You may have heard that earlier this month the California Department of Fish and Wildlife postponed the scheduled opening of the commercial Dungeness crab season. Gasps of dismay were heard all over the state from Californians whose Thanksgiving traditions include cracked crab, as well as from the folks who make a living fishing for them. The closure is due to the detection of domoic acid (DA) in the crabs. DA is a naturally occurring toxin produced by some species of diatoms in the genus Pseudo-nitzschia. DA is ingested by filter-feeding animals such as mussels, and due to the process of bioaccumulation occurs in higher concentrations in the tissues of animals that feed at higher trophic levels. Humans can be affected by DA also, which is why state officials warn people not to collect and eat mussels when DA levels are high enough to be concerning.
Since the crab fishery closure I’ve been wanting to do my own informal assessment of Pseudo-nitzschia in the water, but with one thing and another I didn’t have the time or opportunity until today. This morning I collected a plankton sample and gave myself a few hours to play with it before I had to start grading papers. Pseudo-nitzschia was present but not incredibly abundant, especially compared to what I saw this past August. Today’s Pseudos were in chains of 3-4 cells, instead of the 12 cells that were common in the summer.
But it turns out that Pseudo-nitzschia wasn’t the most interesting thing I found in the plankton today. Just about at the time that I was supposed to stop playing and start grading, I saw one of these:
This was a big cell, measuring 250 µm long and 80 µm wide. Right away it had a diatom look about it: the visible protoplasm was golden-brown, the color of diatoms; it didn’t have any cilia or flagella; and it was scooting along very slowly, the way a pennate diatom does. But it wasn’t anything that I recognized, which made it all the more intriguing. I made an executive decision to investigate further, even if it meant not getting my papers graded. Damn the consequences, science was calling!
I did some poking around, searching through photo databases of local diatom species, not having much success.
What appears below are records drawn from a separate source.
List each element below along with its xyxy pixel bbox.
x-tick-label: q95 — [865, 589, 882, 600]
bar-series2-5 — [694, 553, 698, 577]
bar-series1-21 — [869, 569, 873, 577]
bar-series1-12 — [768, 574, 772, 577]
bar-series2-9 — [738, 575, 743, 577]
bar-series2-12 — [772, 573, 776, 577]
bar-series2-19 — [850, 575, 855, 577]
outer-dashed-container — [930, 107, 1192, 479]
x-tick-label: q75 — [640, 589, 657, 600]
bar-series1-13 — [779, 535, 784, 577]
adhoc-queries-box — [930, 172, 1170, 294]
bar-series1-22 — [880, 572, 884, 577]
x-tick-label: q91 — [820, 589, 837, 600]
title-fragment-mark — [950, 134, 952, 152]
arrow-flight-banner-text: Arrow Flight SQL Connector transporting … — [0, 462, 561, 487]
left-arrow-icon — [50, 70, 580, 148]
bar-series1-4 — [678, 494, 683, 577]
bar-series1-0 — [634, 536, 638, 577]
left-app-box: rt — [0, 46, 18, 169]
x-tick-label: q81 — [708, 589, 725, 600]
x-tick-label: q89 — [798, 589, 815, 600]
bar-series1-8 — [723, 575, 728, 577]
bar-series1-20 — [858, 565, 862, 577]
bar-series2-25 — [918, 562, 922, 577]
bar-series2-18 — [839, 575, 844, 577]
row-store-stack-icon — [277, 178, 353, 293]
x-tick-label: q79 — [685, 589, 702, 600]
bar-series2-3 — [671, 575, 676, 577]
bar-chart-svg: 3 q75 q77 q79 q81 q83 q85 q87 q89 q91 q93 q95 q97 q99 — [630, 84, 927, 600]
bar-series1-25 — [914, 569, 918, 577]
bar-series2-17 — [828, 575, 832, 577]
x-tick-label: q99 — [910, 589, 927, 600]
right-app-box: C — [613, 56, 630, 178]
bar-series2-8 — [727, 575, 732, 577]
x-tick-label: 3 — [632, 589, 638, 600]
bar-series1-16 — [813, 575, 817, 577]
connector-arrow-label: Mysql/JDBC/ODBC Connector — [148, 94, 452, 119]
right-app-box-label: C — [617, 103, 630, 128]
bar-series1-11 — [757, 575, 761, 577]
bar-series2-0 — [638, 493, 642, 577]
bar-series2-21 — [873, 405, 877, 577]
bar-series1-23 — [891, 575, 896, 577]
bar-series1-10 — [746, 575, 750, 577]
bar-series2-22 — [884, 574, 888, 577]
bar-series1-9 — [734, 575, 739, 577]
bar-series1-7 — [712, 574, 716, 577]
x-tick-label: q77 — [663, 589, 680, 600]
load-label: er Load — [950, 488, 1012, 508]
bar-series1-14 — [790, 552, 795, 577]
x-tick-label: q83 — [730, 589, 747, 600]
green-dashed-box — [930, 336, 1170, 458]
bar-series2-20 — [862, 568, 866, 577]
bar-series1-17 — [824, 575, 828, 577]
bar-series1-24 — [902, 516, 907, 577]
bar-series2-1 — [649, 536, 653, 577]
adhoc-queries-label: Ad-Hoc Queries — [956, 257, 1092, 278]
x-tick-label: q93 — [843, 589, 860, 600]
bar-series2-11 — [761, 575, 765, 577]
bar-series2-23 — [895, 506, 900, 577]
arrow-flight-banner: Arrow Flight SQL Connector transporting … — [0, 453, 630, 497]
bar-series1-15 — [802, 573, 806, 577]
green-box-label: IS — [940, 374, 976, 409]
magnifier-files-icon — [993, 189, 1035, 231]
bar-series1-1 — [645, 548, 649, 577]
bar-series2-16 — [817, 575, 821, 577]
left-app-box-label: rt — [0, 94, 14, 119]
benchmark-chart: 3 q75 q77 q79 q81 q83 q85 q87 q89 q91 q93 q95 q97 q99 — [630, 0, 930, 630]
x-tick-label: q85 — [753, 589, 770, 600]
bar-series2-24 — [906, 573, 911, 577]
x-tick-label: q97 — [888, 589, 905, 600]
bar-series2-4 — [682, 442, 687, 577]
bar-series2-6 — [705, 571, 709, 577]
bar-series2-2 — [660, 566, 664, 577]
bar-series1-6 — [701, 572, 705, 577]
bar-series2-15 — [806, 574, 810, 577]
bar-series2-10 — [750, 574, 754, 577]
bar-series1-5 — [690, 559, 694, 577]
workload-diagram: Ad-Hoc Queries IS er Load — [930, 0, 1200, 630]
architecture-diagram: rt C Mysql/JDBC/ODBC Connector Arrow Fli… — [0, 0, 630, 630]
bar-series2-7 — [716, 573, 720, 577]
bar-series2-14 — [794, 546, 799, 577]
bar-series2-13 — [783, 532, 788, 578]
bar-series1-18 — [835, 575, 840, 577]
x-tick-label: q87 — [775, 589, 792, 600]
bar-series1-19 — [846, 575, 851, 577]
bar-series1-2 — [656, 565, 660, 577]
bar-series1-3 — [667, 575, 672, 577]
Since this was a new (to me, at least) critter, it warranted not just a photo and video but an entry in my real lab notebook:
Besides, spending time with a microscope, notebook, and pencil feels more like doing science than when I take pictures. And it has been a while since I’ve been entirely stumped, so I was having fun.
It turns out that this diatom isn’t all that uncommon in Monterey Bay. I happened across a report of a diatom named Tropidoneis antarctica that had been detected in a plankton tow off our very own Santa Cruz Wharf about a week ago. BINGO! I had a name for my mystery critter, learned something new, and got to play for a morning. And notice that I spelled the genus name wrong in my notebook? Oops.
And, by the way, the papers did all get graded. I am (un)fortunately far too responsible to have let them not get graded. I’m working on that, though. Give me another 50 years or so and I’ll be as flaky and unreliable as the next guy.